Table 1.Studies About Effect of Gluten-Free Diet in Patients with Autoimmune Thyroid Disorders
| Author Name | Age | Disease | GFD Duration | Hormone and Antibody Levels | Overall Effects of GFD |
|---|---|---|---|---|---|
| Ulker et al. (58) | 18 - 65 | HT | 12-week | Increase in TSH, FT3 and FT4 hormone levels/ decrease in anti‐TPO and anti-Tg antibody levels | Effective against inflammation |
| Piticchio et al. (44) | 25 - 42 | HT | Nearly 6 months | Decrease in TgAb and TPOAb levels | Positive effect of the gluten deprivation on thyroid function and its inflammation |
| Pobłocki et al. (59) | 18 - 55 | Chronic autoimmune thyroid disease | Over 12 months | Decrease in anti-TPO and anti-TG antibody levels | Improves intestinal absorption of levothyroxine |
| Krysiak et al. (60) | 20 - 45 | AITD | 2 months | Decrease in anti-TPO and anti-TG antibody levels | May bring clinical benefits to euthyroid women with Hashimoto’s thyroiditis |
Abbreviations: GFD, gluten-free diet; HT, Hashimoto’s thyroiditis; AITD, autoimmune thyroid disorders.
4. Conclusions
In conclusion, it was determined that gluten, which plays a significant role in CD, influences the pathogenesis of AITDs in susceptible individuals through three mechanisms. Additionally, a GFD may contribute to the improvement of conditions in patients with AITDs. Although the positive effects of a GFD on AITDs have been observed in studies, these effects may be influenced by confounding factors such as dietary changes, age, adherence to the diet, and the strictness of dietary compliance, all of which can affect the outcomes.

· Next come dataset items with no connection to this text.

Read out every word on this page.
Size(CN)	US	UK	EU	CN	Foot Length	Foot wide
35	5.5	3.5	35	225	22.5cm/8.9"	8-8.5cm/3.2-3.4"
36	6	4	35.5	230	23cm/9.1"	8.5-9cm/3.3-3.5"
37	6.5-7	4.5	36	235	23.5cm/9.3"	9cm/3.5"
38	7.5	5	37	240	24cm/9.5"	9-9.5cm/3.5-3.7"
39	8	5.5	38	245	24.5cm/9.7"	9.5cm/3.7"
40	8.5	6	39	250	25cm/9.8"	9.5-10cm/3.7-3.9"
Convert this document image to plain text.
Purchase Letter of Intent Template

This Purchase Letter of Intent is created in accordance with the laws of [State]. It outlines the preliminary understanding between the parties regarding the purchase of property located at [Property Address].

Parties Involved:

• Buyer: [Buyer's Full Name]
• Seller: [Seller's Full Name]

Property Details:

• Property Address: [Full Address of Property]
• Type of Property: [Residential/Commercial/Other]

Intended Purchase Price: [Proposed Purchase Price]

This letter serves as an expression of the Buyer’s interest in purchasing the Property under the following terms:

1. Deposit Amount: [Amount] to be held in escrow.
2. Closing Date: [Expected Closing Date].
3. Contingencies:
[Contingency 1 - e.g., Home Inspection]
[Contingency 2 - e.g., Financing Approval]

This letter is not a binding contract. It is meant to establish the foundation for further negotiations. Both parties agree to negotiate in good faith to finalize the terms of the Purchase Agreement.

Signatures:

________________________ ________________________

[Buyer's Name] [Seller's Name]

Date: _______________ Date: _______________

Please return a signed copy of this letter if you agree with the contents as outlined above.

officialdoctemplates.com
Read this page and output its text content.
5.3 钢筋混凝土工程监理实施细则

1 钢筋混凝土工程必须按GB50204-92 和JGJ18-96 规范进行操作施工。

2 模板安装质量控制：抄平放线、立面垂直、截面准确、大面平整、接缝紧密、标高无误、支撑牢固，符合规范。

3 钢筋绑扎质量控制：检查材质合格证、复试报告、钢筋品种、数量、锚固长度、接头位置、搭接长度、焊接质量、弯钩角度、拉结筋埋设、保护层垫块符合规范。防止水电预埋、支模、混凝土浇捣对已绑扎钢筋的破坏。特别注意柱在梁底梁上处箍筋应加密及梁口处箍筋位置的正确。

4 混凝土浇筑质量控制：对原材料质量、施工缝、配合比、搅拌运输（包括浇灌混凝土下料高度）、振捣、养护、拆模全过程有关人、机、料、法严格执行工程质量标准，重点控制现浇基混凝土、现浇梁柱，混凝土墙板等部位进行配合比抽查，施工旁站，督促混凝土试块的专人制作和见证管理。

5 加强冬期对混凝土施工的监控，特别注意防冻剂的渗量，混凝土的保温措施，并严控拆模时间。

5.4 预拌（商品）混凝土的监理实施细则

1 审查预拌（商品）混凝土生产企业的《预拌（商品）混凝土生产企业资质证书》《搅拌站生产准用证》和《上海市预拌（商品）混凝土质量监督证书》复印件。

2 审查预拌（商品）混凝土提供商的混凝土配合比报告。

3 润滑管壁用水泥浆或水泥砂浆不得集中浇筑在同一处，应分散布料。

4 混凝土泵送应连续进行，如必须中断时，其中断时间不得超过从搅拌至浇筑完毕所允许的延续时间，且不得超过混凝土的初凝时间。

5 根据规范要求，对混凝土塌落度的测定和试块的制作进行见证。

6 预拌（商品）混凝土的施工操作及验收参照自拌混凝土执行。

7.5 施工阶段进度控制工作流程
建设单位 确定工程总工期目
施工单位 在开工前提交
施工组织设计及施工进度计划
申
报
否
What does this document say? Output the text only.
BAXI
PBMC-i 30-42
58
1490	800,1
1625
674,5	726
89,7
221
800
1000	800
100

Emerging evidence supports the need for personalized dietary strategies to mitigate risks associated with gluten intake. As we deepen our understanding of the gut-thyroid axis, this knowledge paves the way for innovative approaches in autoimmune care. Future studies should be conducted across a broader geographical area and with larger sample sizes to thoroughly examine the mechanisms underlying the relationship between gluten consumption and the onset of AITDs. Unknown mechanisms, such as the zonulin mechanism pathway and molecular mimicry, should also be investigated.